Nouvelle loi antinarcotrafic : l'Hérault déploie un outil administratif inédit
L'Hérault active un nouvel arsenal contre le narcotrafic

Ce vendredi 29 août, le directeur de cabinet du préfet de l’Hérault, Thibaut Félix, s’est rendu à Sète, dans le quartier de l’Île de Thau, pour présenter un nouvel arsenal de lutte contre le narcotrafic. Accompagné de la commissaire de Sète, Marine Selles, et de la première adjointe au maire, Blandine Authier, il a supervisé une opération de contrôle. La présence des caméras a immédiatement attiré l’attention de certains habitants, venus dénoncer les actions policières dans le secteur.

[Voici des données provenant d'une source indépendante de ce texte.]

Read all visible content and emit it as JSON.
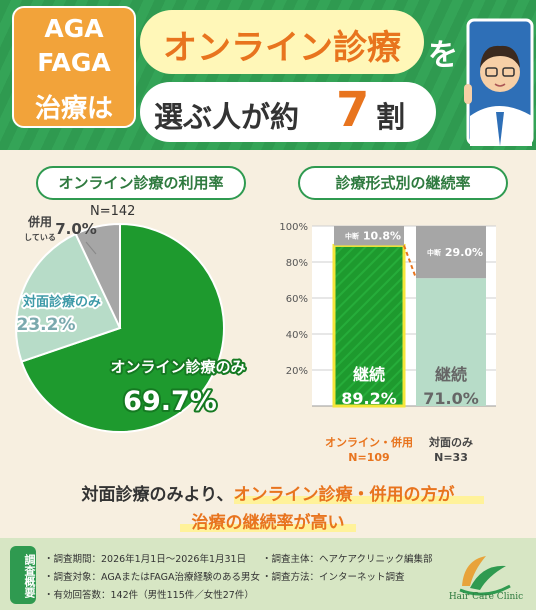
{
  "header": {
    "tag_line1": "AGA",
    "tag_line2": "FAGA",
    "tag_line3": "治療は",
    "bubble1": "オンライン診療",
    "wo": "を",
    "bubble2_a": "選ぶ人が約",
    "bubble2_num": "7",
    "bubble2_c": "割"
  },
  "left": {
    "title": "オンライン診療の利用率",
    "n_label": "N=142"
  },
  "right": {
    "title": "診療形式別の継続率"
  },
  "chart_data": [
    {
      "type": "pie",
      "title": "オンライン診療の利用率",
      "n": "N=142",
      "slices": [
        {
          "name": "オンライン診療のみ",
          "value": 69.7,
          "label": "69.7%",
          "color": "#1e9a2e"
        },
        {
          "name": "対面診療のみ",
          "value": 23.2,
          "label": "23.2%",
          "color": "#b7dcc8"
        },
        {
          "name": "併用している",
          "name_a": "併用",
          "name_b": "している",
          "value": 7.0,
          "label": "7.0%",
          "color": "#a6a6a6"
        }
      ]
    },
    {
      "type": "bar",
      "title": "診療形式別の継続率",
      "stacked": true,
      "ylim": [
        0,
        100
      ],
      "yticks": [
        "20%",
        "40%",
        "60%",
        "80%",
        "100%"
      ],
      "categories": [
        {
          "name": "オンライン・併用",
          "n": "N=109"
        },
        {
          "name": "対面のみ",
          "n": "N=33"
        }
      ],
      "series": [
        {
          "name": "継続",
          "values": [
            89.2,
            71.0
          ],
          "labels": [
            "89.2%",
            "71.0%"
          ],
          "colors": [
            "#1e9a2e",
            "#b7dcc8"
          ]
        },
        {
          "name": "中断",
          "values": [
            10.8,
            29.0
          ],
          "labels": [
            "10.8%",
            "29.0%"
          ],
          "colors": [
            "#a6a6a6",
            "#a6a6a6"
          ]
        }
      ]
    }
  ],
  "conclusion": {
    "line1_a": "対面診療のみより、",
    "line1_b": "オンライン診療・併用の方が",
    "line2": "治療の継続率が高い"
  },
  "footer": {
    "tag": "調査概要",
    "items": [
      "・調査期間：2026年1月1日〜2026年1月31日",
      "・調査対象：AGAまたはFAGA治療経験のある男女",
      "・有効回答数：142件（男性115件／女性27件）",
      "・調査主体：ヘアケアクリニック編集部",
      "・調査方法：インターネット調査"
    ],
    "logo_text": "Hair Care Clinic"
  }
}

Une priorité de sécurité pour le préfet

Thibaut Félix a réaffirmé que la lutte contre le narcotrafic constitue une « priorité de sécurité pour le préfet de l’Hérault ». Dans ce secteur, « un point de deal a été très actif il y a quelques mois, donnant lieu à des règlements de compte. Nous avons décidé de frapper un grand coup, notamment avec une opération place nette », a-t-il expliqué. L’objectif est ensuite de maintenir le trafic « à l’écart ». Une nouvelle équipe tente actuellement de récupérer le « four » de la place de la Seinchole, toujours très convoité dans une guerre de territoire pour le marché de la drogue.

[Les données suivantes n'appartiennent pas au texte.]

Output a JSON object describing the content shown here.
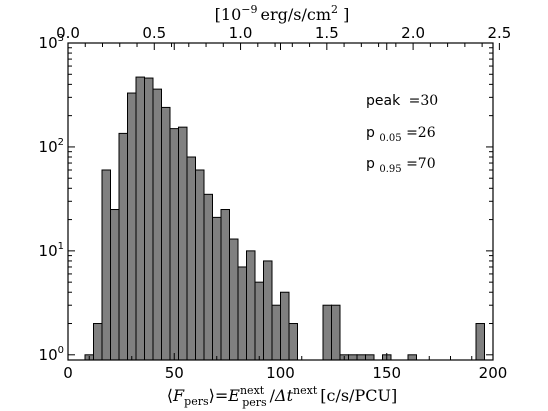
{
  "chart_data": {
    "type": "bar",
    "ylog": true,
    "xlim": [
      0,
      200
    ],
    "ylim_log10": [
      -0.05,
      3.0
    ],
    "bin_width": 4,
    "bars": [
      {
        "x": 8,
        "value": 1
      },
      {
        "x": 12,
        "value": 2
      },
      {
        "x": 16,
        "value": 60
      },
      {
        "x": 20,
        "value": 25
      },
      {
        "x": 24,
        "value": 135
      },
      {
        "x": 28,
        "value": 330
      },
      {
        "x": 32,
        "value": 470
      },
      {
        "x": 36,
        "value": 460
      },
      {
        "x": 40,
        "value": 360
      },
      {
        "x": 44,
        "value": 240
      },
      {
        "x": 48,
        "value": 150
      },
      {
        "x": 52,
        "value": 155
      },
      {
        "x": 56,
        "value": 80
      },
      {
        "x": 60,
        "value": 60
      },
      {
        "x": 64,
        "value": 35
      },
      {
        "x": 68,
        "value": 21
      },
      {
        "x": 72,
        "value": 25
      },
      {
        "x": 76,
        "value": 13
      },
      {
        "x": 80,
        "value": 7
      },
      {
        "x": 84,
        "value": 10
      },
      {
        "x": 88,
        "value": 5
      },
      {
        "x": 92,
        "value": 8
      },
      {
        "x": 96,
        "value": 3
      },
      {
        "x": 100,
        "value": 4
      },
      {
        "x": 104,
        "value": 2
      },
      {
        "x": 120,
        "value": 3
      },
      {
        "x": 124,
        "value": 3
      },
      {
        "x": 128,
        "value": 1
      },
      {
        "x": 132,
        "value": 1
      },
      {
        "x": 136,
        "value": 1
      },
      {
        "x": 140,
        "value": 1
      },
      {
        "x": 148,
        "value": 1
      },
      {
        "x": 160,
        "value": 1
      },
      {
        "x": 192,
        "value": 2
      }
    ],
    "x_ticks": [
      {
        "value": 0,
        "label": "0"
      },
      {
        "value": 50,
        "label": "50"
      },
      {
        "value": 100,
        "label": "100"
      },
      {
        "value": 150,
        "label": "150"
      },
      {
        "value": 200,
        "label": "200"
      }
    ],
    "top_axis": {
      "scale_counts_per_unit": 81.2,
      "ticks": [
        {
          "value": 0.0,
          "label": "0.0"
        },
        {
          "value": 0.5,
          "label": "0.5"
        },
        {
          "value": 1.0,
          "label": "1.0"
        },
        {
          "value": 1.5,
          "label": "1.5"
        },
        {
          "value": 2.0,
          "label": "2.0"
        },
        {
          "value": 2.5,
          "label": "2.5"
        }
      ]
    },
    "y_ticks": [
      {
        "exp": 0,
        "base": "10",
        "sup": "0"
      },
      {
        "exp": 1,
        "base": "10",
        "sup": "1"
      },
      {
        "exp": 2,
        "base": "10",
        "sup": "2"
      },
      {
        "exp": 3,
        "base": "10",
        "sup": "3"
      }
    ],
    "xlabel": {
      "F": "F",
      "F_sub": "pers",
      "eq": "=",
      "E": "E",
      "E_sup": "next",
      "E_sub": "pers",
      "slash": "/",
      "dt": "Δt",
      "dt_sup": "next",
      "units": "[c/s/PCU]"
    },
    "top_xlabel": {
      "prefix": "[10",
      "exp": "−9",
      "mid": "erg/s/cm",
      "sq": "2",
      "suffix": " ]"
    },
    "annotations": {
      "peak_label": "peak",
      "peak_eq": "=30",
      "p05_label": "p",
      "p05_sub": "0.05",
      "p05_eq": "=26",
      "p95_label": "p",
      "p95_sub": "0.95",
      "p95_eq": "=70"
    },
    "colors": {
      "bar_fill": "#808080",
      "bar_edge": "#000000",
      "axis": "#000000"
    }
  }
}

Un nouvel outil administratif : l’interdiction de paraître

Pour empêcher le retour des trafiquants, une nouvelle mesure administrative a été mise en place : les interdictions administratives de paraître sur un secteur donné. Elles peuvent être appliquées sans l’intervention du juge judiciaire, qui peut toutefois prononcer des sanctions similaires mais sur des périodes plus longues et des secteurs élargis. Ces mesures, d’une durée maximale d’un mois, ne peuvent concerner le lieu de résidence de la personne visée. « Dans de nombreux cas, le trafic n’est pas organisé par des habitants de ces quartiers mais par des personnes venant de l’extérieur », a précisé Thibaut Félix.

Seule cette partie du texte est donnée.